Biographie: Bernhard Kittel is a professor of economic sociology at the University of Vienna, Austria. His research focuses on distributive justice attitudes and behaviour, and group decision making. He is co-editor, with Stefan Traub, of Need-based Distributive Justice. An Interdisciplinary Perspective (Springer 2020). Further research areas cover aspects of labour markets and welfare states, in particular labour market participation of young people, refugees, and marginalized groups. He has been a principal investigator of the interdisciplinary research group Need-based justice and distribution procedures. Recent papers have been published, i.a., in PLoS One, Experimental Economics, Social Science Research, Journal of Behavioral and Experimental Economics, and The ANNALS of the American Academy of Political and Social Science.

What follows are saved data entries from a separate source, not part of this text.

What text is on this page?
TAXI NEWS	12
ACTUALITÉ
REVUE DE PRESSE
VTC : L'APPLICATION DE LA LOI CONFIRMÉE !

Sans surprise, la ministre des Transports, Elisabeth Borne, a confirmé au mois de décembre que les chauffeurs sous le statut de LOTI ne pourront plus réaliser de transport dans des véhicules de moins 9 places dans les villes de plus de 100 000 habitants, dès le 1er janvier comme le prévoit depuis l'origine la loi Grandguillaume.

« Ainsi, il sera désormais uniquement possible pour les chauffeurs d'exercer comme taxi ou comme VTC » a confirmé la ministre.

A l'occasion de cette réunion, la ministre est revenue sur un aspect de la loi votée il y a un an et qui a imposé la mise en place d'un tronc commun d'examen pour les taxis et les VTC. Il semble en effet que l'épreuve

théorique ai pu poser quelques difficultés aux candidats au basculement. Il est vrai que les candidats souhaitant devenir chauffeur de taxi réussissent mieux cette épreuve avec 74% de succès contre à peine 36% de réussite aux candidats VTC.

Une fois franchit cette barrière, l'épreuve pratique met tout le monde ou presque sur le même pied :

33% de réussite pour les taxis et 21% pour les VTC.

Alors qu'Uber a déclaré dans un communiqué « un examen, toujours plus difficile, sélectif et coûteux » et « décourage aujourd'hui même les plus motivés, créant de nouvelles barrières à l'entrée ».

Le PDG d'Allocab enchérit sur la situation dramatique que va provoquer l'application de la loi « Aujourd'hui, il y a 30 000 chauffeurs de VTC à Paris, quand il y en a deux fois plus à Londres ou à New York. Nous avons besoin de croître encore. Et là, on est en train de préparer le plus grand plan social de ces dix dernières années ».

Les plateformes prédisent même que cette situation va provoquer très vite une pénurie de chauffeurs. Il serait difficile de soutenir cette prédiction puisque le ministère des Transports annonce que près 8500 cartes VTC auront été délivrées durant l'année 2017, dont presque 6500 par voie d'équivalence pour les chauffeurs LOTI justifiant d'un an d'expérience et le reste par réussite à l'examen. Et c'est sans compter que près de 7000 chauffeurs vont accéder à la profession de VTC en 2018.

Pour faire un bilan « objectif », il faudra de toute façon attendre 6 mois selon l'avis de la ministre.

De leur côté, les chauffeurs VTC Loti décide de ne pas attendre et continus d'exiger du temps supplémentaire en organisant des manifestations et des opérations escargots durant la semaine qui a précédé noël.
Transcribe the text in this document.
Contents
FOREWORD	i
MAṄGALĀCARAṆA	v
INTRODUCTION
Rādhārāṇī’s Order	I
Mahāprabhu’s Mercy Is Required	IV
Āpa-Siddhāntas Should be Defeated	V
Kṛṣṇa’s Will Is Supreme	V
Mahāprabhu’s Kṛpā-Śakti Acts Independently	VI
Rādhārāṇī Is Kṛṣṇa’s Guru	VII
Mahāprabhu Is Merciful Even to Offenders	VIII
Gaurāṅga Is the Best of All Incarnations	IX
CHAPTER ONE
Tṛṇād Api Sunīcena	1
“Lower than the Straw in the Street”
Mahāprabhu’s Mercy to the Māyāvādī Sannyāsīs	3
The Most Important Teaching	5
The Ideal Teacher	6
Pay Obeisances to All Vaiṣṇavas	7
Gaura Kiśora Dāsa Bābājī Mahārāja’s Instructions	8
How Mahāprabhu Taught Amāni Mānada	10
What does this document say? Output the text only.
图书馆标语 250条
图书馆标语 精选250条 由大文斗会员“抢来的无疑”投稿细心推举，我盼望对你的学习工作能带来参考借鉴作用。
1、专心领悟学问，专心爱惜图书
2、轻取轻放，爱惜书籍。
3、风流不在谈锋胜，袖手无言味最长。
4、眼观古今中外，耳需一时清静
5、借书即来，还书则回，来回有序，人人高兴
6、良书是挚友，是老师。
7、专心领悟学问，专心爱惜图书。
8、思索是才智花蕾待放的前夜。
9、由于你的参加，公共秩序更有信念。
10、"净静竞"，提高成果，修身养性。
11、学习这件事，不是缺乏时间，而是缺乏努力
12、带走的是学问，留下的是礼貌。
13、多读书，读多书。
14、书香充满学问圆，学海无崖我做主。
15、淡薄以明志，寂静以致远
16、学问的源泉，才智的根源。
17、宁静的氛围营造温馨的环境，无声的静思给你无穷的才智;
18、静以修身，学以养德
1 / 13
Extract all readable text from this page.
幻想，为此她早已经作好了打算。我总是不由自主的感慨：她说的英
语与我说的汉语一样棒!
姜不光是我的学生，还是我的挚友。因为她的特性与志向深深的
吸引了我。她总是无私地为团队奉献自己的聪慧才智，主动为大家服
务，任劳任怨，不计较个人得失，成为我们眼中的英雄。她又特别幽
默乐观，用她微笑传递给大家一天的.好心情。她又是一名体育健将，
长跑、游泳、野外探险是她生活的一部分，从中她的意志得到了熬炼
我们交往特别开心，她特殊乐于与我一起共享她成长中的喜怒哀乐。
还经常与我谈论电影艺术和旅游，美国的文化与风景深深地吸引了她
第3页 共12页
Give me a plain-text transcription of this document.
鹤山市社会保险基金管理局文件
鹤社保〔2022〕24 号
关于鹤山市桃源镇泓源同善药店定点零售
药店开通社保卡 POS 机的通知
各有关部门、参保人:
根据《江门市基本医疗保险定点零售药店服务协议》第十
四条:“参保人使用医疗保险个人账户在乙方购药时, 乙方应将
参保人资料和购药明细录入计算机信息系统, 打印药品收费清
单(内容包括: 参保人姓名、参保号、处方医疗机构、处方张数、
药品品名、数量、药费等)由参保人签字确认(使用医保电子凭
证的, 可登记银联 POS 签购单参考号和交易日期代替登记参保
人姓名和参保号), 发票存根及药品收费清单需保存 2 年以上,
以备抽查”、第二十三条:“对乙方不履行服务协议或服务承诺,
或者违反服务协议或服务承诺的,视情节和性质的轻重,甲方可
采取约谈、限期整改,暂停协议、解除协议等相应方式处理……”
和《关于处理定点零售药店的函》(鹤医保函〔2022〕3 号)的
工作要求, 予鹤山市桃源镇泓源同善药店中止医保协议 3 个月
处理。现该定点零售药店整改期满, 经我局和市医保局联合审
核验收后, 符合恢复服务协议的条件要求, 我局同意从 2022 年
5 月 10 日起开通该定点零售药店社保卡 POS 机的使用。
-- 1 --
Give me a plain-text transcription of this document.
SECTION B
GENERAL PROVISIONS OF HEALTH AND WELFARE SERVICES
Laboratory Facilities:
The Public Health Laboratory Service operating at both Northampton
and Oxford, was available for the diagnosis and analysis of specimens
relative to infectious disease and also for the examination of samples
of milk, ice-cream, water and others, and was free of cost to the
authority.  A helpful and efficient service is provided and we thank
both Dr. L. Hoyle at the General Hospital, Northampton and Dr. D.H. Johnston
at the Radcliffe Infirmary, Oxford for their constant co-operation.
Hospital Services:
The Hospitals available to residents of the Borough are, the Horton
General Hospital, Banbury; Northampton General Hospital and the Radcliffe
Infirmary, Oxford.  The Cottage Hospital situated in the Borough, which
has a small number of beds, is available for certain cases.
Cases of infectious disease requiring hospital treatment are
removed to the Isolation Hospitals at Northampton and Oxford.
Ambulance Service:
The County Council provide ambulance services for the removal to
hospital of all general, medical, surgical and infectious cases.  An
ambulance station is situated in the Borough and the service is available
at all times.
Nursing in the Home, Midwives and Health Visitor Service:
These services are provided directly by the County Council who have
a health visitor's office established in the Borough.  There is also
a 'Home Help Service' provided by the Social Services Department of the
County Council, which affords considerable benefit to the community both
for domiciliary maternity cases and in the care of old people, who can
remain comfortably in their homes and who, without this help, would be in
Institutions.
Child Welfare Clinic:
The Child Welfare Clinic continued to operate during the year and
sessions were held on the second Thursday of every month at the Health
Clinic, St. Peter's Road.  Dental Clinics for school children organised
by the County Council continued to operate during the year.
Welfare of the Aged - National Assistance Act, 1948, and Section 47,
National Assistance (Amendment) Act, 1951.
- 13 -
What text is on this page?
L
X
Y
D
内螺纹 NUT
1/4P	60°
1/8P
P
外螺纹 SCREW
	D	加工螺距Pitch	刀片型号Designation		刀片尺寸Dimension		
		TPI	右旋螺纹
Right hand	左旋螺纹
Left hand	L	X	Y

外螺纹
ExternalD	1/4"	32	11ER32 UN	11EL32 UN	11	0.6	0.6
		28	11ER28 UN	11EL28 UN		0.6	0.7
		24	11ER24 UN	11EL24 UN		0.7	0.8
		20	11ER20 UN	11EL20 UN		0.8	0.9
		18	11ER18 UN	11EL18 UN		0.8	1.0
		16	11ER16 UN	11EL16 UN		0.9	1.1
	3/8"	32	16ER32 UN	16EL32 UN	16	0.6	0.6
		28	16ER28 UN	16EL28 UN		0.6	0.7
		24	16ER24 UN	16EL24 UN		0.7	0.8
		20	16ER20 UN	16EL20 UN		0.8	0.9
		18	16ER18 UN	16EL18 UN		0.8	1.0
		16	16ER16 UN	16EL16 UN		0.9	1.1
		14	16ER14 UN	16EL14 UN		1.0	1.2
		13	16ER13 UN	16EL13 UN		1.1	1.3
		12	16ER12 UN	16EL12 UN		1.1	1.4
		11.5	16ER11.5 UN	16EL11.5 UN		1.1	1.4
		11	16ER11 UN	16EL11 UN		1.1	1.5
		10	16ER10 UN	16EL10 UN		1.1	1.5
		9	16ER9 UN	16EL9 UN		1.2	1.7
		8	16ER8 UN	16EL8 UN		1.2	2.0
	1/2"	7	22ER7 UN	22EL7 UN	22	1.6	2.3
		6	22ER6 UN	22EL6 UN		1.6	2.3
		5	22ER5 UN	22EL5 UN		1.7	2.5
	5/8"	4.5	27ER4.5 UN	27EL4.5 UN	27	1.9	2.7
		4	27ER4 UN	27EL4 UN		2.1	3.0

Stefan Traub is a professor of behavioral economics at Helmut-Schmidt University Hamburg, Germany. His research focuses on individual and group decision-making, social preferences, and the provision of public goods. He is co-editor, with Bernhard Kittel, of Need-based Distributive Justice. An Interdisciplinary Perspective (Springer 2020). He has been the spokesperson of the interdisciplinary research group Need-based justice and distribution procedures funded by the German Research Foundation (DFG). Recent papers have been published in the Journal of Public Economics, Games and Economic Behavior, European Economic Review, and Journal of Economic Behavior and Organization.
Sommaire:
This book develops an empirically informed normative theory of need-based justice, summarizing core findings of the DFG research group FOR2104 Need-based Justice and Distributive Procedures.